Editor’s note: Next week, Breguet will unveil its 2019 releases to the world, and we can’t wait. So, in preparation, we thought we’d have another look at Justin’s piece on the fundamentals of Breguet’s approach to watchmaking and watch design …
With a brand so rich in history, the origins of what can only be called typical Breguet design cues date a fair ways back into the archives. Contrary to the case of countless other brands on the market, the components that make up Breguet’s core design mantra could hardly be accused of being derivative, and each element has its own origin story of sorts rather than the typical “we put that there because we wanted to make a dive watch”. Breguet has been busy perfecting their craft since 1775, and have consistently survived the industry’s ups and downs including the quartz crisis. Of course, the brand changed hands a number of times between its origins and landing in the firm grip of the Swatch Group in 1999, but this length of continuous operation, combined with some fairly impressive innovation through the decades and centuries, is nothing to sneeze at. For the sake of brevity, we’re going to stay on the design side of the fence this time around.
Dem hands tho … (and them digits)
It’s hard to say which Breguet design cue is the most easily identifiable of them all, though few would argue if the classic blued Breguet hands were listed at #1. Elegantly slender, and featuring an eccentric moon-shaped tip with a fine protruding point (or simply a round tip with an offset round cutout), they were penned by Breguet in the late 1700s. It wasn’t long before the style of hands was adopted by other watchmakers of the period, forever being cemented into the horological history books as “Breguet hands”. Abraham-Louis Breguet also developed a particular script for his numerals and indices that the brand continues to reference on enamel dials in its present-day collections. These numerals have a very fluid, romantic flow to them, appearing similar to fine calligraphy rather than the more austere and matter-of-fact printing seen in other designs. While these are cleverly done, it’s the attention to detail in the minuscule minute markers that’s particularly impressive — if not a little over the top. If you look closely at one of these enamel dials, you’ll see that each minute marker is in fact a small star rather than the conventional dash or dot, and the 5-minute indices are also unique in design. In the case of the modern 7147, depending on the orientation you’re viewing them from, they could be interpreted as a small letter V above an O that is flanked by two dots. Viewed in the other direction, they could almost pass as a stick person with dots for hands (once you’ve seen it, it’s hard to unsee).
Once again, a treatment that traces its origins all the way back to the early days of Breguet, the way Breguet works with engine-turning/guillochage is different from what’s more commonly seen within the industry.
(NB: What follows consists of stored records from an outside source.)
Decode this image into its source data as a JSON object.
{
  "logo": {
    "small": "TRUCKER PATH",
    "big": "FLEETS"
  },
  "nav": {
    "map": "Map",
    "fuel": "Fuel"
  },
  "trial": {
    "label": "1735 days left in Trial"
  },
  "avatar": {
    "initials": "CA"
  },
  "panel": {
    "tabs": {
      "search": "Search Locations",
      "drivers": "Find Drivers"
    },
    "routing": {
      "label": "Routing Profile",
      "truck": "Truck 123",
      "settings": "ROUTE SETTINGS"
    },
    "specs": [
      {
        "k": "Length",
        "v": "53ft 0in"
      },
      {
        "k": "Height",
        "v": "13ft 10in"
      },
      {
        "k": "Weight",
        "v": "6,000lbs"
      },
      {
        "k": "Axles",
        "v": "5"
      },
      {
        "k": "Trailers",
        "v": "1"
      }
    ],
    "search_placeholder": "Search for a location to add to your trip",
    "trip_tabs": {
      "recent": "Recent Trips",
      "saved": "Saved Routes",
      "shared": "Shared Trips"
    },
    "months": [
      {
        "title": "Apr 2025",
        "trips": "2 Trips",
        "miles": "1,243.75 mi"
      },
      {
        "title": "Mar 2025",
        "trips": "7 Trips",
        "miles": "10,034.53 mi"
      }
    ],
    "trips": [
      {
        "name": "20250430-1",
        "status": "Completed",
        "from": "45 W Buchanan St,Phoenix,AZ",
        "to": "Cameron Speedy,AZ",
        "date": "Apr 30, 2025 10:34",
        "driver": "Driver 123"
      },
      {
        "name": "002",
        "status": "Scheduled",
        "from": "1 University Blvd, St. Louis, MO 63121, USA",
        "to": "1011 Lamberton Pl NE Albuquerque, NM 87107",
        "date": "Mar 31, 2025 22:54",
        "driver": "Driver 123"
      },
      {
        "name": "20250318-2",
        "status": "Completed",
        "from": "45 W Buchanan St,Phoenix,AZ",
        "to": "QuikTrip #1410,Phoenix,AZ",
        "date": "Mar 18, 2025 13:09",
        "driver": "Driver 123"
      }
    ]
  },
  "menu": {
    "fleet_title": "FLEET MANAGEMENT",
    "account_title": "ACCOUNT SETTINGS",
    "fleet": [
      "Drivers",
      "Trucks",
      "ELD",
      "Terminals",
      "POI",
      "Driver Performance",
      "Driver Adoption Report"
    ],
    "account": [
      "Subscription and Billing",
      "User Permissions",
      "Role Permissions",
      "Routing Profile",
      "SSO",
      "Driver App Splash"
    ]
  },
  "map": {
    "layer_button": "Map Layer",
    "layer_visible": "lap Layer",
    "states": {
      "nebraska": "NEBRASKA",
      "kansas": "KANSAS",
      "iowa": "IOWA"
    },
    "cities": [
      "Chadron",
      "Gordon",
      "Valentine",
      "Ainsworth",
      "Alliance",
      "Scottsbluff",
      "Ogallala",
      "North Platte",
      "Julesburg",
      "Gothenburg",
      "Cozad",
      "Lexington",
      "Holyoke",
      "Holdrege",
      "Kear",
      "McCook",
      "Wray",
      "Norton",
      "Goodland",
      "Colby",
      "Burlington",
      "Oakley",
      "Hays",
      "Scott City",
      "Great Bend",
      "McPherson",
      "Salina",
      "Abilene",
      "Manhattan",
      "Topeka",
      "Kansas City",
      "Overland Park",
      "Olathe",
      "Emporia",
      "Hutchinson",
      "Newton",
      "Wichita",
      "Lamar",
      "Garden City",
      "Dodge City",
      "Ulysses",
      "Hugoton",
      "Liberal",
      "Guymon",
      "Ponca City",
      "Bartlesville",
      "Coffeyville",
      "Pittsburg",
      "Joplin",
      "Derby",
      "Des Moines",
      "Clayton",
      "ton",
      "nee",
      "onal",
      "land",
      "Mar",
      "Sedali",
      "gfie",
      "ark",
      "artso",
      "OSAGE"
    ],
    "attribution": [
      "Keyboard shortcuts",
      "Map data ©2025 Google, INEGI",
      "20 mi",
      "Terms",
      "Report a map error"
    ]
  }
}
The brand has long mastered more textured techniques like Clous de Paris and barleycorn patterns, as much as they have turned the dial craft technique into a more artful form, creating rich wave patterns or subdials that radiate like small suns. The best part is that the brand refuses to concede to modern technological advancements. In their ateliers in the Vallée de Joux, artisans use traditional engine-turning lathes, which date back to the late 1800s/early 1900s, to produce these long-lost techniques in the most faithful way possible. With decades upon decades of experience within the workshop, this is precisely why the brand has been able to master elaborate guillochage on soft materials such as mother of pearl.
High fluting (faluting?)
A modern Breguet case is hard to mistake for anything from the competition as well, primarily on account of the decorated nature of its caseband (the outer perimeter of the case, viewed at 90 degrees from its dial). This ribbed pattern — dubbed “case fluting” — is a unique pattern that involves quite the laborious process to achieve. You see, it is not simply a larger block of metal machined down to this pattern, but instead the basic form is created during the manufacturing process called cold rolling, and then the fine edging and polishing is completed by hand. While much more laborious, this technique ensures far greater structural integrity than could be achieved from a machined block finishing. This past year, the brand tweaked this case design feature with their update to the Marine 5517. This titanium-cased release features a wider and more angular fluting than what is seen on cases made of steel or precious metals, giving it a slightly more angular or architectural aesthetic.
Traditional movement design cues
Another particularly charming element of Breguet design present in the Tradition collection is how they carry forward so many interesting design cues from the early days of watchmaking into their modern calibers. Exposing elements of its gear train above a sturdy baseplate, details like the shape and construction of bridges, a large balance wheel (albeit fitted with a very modern silicon balance spring), and the application of a unique textured finishing to all exposed components, give the Tradition pieces a very distinct aesthetic that is unrivalled in its class. In the case of the self-winding Tradition 7097, even its anchor-shaped rotor design is a throwback to their early self-winding pocket watch calibers from the late 1700s.